Monday, July 24, 2017

The History Channel America's War on Drugs Documentary


theintercept |  That core truth is: The war on drugs has always been a pointless sham. For decades the federal government has engaged in a shifting series of alliances of convenience with some of the world’s largest drug cartels. So while the U.S. incarceration rate has quintupled since President Richard Nixon first declared the war on drugs in 1971, top narcotics dealers have simultaneously enjoyed protection at the highest levels of power in America.

On the one hand, this shouldn’t be surprising. The voluminous documentation of this fact in dozens of books has long been available to anyone with curiosity and a library card.
Yet somehow, despite the fact the U.S. has no formal system of censorship, this monumental scandal has never before been presented in a comprehensive way in the medium where most Americans get their information: TV.

That’s why “America’s War on Drugs” is a genuine milestone. We’ve recently seen how ideas that once seemed absolutely preposterous and taboo — for instance, that the Catholic Church was consciously safeguarding priests who sexually abused children, or that Bill Cosby may not have been the best choice for America’s Dad — can after years of silence finally break through into popular consciousness and exact real consequences. The series could be a watershed in doing the same for the reality behind one of the most cynical and cruel policies in U.S. history.

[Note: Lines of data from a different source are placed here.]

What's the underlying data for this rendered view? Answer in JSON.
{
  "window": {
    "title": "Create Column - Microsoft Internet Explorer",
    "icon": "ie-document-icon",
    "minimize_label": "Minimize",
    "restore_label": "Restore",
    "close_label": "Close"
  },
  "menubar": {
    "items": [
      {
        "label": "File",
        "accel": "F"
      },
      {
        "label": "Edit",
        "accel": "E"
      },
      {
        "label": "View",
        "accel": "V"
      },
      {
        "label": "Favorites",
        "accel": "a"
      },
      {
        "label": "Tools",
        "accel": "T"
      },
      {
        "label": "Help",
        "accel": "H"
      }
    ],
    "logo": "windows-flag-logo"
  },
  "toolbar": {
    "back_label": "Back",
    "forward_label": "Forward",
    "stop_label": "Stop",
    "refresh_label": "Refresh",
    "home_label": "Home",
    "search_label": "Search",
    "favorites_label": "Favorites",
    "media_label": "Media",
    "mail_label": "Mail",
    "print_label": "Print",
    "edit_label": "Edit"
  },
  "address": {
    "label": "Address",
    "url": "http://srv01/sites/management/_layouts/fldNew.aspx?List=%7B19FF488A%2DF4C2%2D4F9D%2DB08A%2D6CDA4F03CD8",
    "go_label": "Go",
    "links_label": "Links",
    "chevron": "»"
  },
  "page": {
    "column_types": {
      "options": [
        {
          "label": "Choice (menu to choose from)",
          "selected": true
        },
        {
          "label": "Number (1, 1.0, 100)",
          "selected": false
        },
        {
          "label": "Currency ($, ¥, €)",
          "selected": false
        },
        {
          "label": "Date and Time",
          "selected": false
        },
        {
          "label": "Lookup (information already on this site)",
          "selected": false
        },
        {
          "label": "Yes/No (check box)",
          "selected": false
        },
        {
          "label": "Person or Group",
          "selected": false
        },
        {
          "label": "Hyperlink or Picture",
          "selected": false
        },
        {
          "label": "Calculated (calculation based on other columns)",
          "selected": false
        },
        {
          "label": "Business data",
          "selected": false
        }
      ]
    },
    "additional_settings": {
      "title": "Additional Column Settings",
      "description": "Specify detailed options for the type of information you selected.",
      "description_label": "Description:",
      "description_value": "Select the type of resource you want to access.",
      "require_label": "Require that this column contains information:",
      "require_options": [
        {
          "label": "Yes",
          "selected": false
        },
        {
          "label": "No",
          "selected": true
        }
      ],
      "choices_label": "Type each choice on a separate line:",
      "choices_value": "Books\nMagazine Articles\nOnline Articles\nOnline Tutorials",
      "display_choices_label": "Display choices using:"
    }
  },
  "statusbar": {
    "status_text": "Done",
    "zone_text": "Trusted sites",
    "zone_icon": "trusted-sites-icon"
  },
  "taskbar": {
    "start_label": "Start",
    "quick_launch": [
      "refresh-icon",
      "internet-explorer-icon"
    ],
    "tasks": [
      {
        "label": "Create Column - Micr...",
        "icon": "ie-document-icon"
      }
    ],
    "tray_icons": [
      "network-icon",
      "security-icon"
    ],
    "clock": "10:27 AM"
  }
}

The series, executive produced by Julian P. Hobbs, Elli Hakami, and Anthony LappĂ©, is a standard TV documentary; there’s the amalgam of interviews, file footage, and dramatic recreations. What’s not standard is the story told on camera by former Drug Enforcement Administration operatives as well as journalists and drug dealers themselves. (One of the reporters is Ryan Grim, The Intercept’s Washington bureau chief and author of “This Is Your Country on Drugs: The Secret History of Getting High in America.”)

There’s no mealy mouthed truckling about what happened. The first episode opens with the voice of Lindsay Moran, a one-time clandestine CIA officer, declaring, “The agency was elbow deep with drug traffickers.”

Then Richard Stratton, a marijuana smuggler turned writer and television producer, explains, “Most Americans would be utterly shocked if they knew the depth of involvement that the Central Intelligence Agency has had in the international drug trade.”

Next, New York University professor Christian Parenti tells viewers, “The CIA is from its very beginning collaborating with mafiosas who are involved in the drug trade because these mafiosas will serve the larger agenda of fighting communism.”

For the next eight hours, the series sprints through history that’s largely the greatest hits of the U.S. government’s partnership with heroin, hallucinogen, and cocaine dealers. That these greatest hits can fill up most of four two-hour episodes demonstrates how extraordinarily deep and ugly the story is.